# Thank You For Having Me



## RheirBreed (Mar 18, 2015)

Bro. J. Hughes, I am a MM brother from Chicago, IL. Law Men Lodge 1050 MF&AM. It is good to meet your aquantance. "Behold how good it is for brethren to join together"


----------



## Bro. Stewart P.M. (Mar 19, 2015)

Welcome to the online community here!


----------



## Blake Bowden (Mar 19, 2015)

Welcome to the site!


----------



## MRichard (Mar 25, 2015)

What is your grand lodge? Haven't seen a MF & AM before.


----------



## dfreybur (Mar 25, 2015)

MRichard said:


> What is your grand lodge? Haven't seen a MF & AM before.

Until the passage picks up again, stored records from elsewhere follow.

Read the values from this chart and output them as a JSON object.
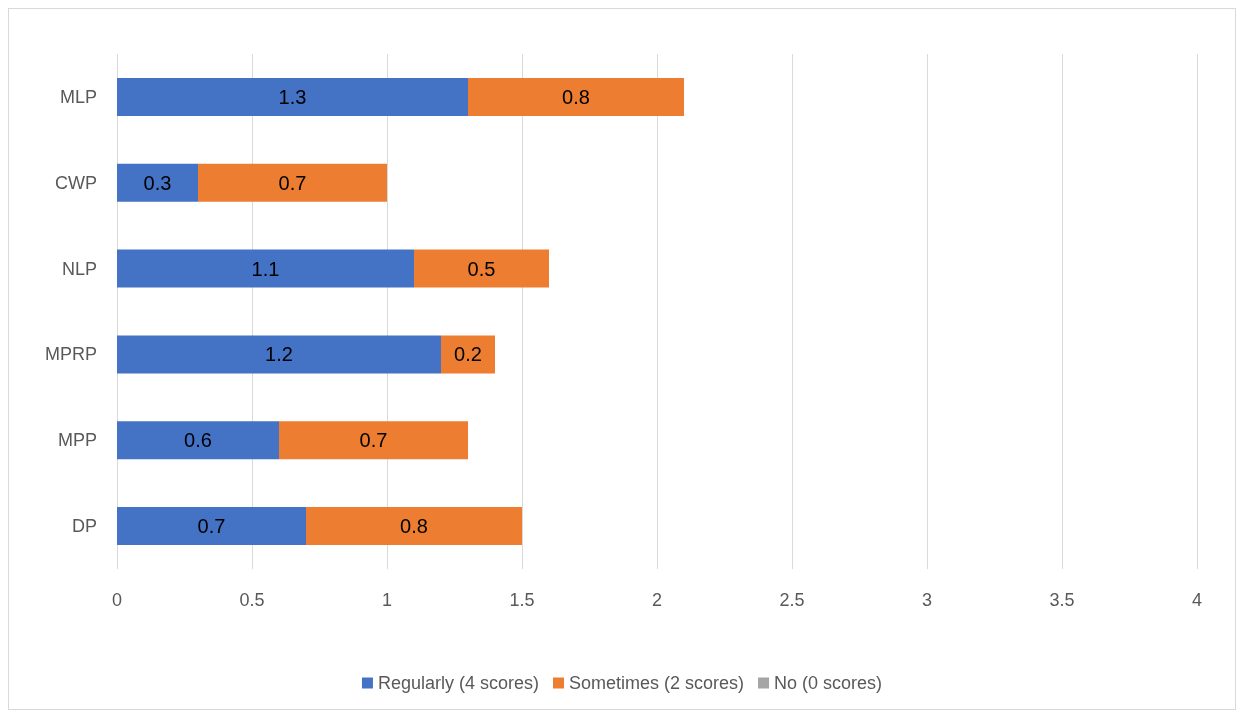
{
  "chart_data": {
    "type": "bar",
    "orientation": "horizontal",
    "stacked": true,
    "categories": [
      "MLP",
      "CWP",
      "NLP",
      "MPRP",
      "MPP",
      "DP"
    ],
    "series": [
      {
        "name": "Regularly (4 scores)",
        "color": "#4472c4",
        "values": [
          1.3,
          0.3,
          1.1,
          1.2,
          0.6,
          0.7
        ]
      },
      {
        "name": "Sometimes (2 scores)",
        "color": "#ed7d31",
        "values": [
          0.8,
          0.7,
          0.5,
          0.2,
          0.7,
          0.8
        ]
      },
      {
        "name": "No (0 scores)",
        "color": "#a5a5a5",
        "values": [
          null,
          null,
          null,
          null,
          null,
          null
        ]
      }
    ],
    "xlim": [
      0,
      4
    ],
    "xticks": [
      0,
      0.5,
      1,
      1.5,
      2,
      2.5,
      3,
      3.5,
      4
    ],
    "grid": "x",
    "legend": "bottom",
    "data_labels": true
  }
}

I figured it was a typo for AF&AM so I looked up 1050 in my own jurisdiction.

http://go.masonicconnections.com/Site/GrandLodgeIllinois/Information/LodgeLocator.aspx  No such lodge in my Illinois jurisdiction.

http://www.mwphglil.com/  The other regular and recognized jurisdiction in that territory only goes up to #157.

http://thephylaxis.org/bogus/bogus_il.php  No obvious match in the current bogus list.


----------



## Ripcord22A (Mar 25, 2015)

Did a Google search and the closest thing I could find was a BPOE lodge 1050 in Kearney, NJ


----------



## MRichard (Mar 26, 2015)

After more research, I did find this grand lodge in Chicago, IL that styles itself MF & AM. http://www.ksgrandlodge.com/index.html . Not sure if you realize this @RheirBreed but this is a clandestine grand lodge. It may not be your grand lodge but the only regular & recognized lodges in your state would be Grand Lodge of Illinois & MWPHGLIL (Prince Hall)


----------